Quito also has plenty to offer outside its historic centre. Perhaps the most famous attraction is the Mitad del Mundo monument, which marks the meeting of the southern and northern hemispheres. At the monument site, we took a tour featuring half a dozen science experiments that showcased the differing forces at play on each side of the equator. Sam was awarded a certificate for balancing an egg on a nail (only possible on the equator) and we both enjoyed seeing water drain in different directions on either side of the line.

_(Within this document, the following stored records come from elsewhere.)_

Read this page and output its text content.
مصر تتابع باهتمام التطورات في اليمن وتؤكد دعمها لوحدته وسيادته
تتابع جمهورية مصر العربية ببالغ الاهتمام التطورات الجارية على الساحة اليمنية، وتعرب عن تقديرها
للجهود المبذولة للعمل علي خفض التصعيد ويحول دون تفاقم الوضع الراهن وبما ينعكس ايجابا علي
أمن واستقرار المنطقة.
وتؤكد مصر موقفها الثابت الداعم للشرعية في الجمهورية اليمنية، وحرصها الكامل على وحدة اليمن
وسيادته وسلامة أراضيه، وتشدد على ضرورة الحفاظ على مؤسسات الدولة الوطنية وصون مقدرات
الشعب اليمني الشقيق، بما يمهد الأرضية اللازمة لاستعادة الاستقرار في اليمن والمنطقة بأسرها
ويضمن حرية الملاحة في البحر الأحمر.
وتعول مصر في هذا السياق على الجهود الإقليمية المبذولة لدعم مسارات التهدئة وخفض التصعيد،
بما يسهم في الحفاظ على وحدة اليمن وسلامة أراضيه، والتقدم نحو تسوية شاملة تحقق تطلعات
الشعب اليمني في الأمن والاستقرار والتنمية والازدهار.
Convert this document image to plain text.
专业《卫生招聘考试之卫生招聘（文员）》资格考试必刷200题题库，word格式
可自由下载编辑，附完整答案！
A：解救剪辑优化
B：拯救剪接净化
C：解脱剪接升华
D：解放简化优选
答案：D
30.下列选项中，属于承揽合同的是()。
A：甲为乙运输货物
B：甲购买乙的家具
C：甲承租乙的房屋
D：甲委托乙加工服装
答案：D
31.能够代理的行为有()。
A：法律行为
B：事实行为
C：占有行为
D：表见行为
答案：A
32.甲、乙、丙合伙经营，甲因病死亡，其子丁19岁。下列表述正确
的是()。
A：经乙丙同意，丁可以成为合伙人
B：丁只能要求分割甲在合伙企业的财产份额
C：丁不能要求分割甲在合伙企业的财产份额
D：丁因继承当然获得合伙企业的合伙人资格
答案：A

We had an interesting mix of taxi drivers in Quito. We had one who drove with his mum in the passenger seat, was convinced that every car that drove next to us was full of car jackers and didn't know what the historical centre of town was (let alone how to get there). Another drove through a road block and almost ran over a policeman. For one cab ride we paid less than one tenth of the fare paid by some other gringos we met. Traveller lesson number one is to remind cab drivers that they are required to run their meters, although this doesn't always prevent you from being ripped off as we had one cab driver take us for a tour of greater Quito when we only needed to get two kilometers down the road. Lesson number two (particularly useful in the 90% of cases when you're told the meter is broken) is to ask for a fixed price and check before you leave the hostel what that price should be. This again is not foolproof as one driver wanted to charge us extra because he got lost (his words, not ours) and launched into a ten minute tirade of abuse at us when we refused.
Taxi drivers aside, we thoroughly enjoyed our time in Quito and were glad that, having spent four nights there initially, we were able to come back for one more night before flying off to Peru.
The same can be said of our time in Ecuador generally. The country has recently launched a global tourism campaign entitled 'all you need is Ecuador'. There is a lot of merit in this title, with the country offering amazing diversity in culture, landscape, flora and fauna for a country its size. In just over three weeks we saw Amazonian jungle, the unique Galápagos Islands, white sand surf beaches, a historic high altitude capital, an amazing lake formed by a volcanic crater and an adventure playground in the foothills of the Andes.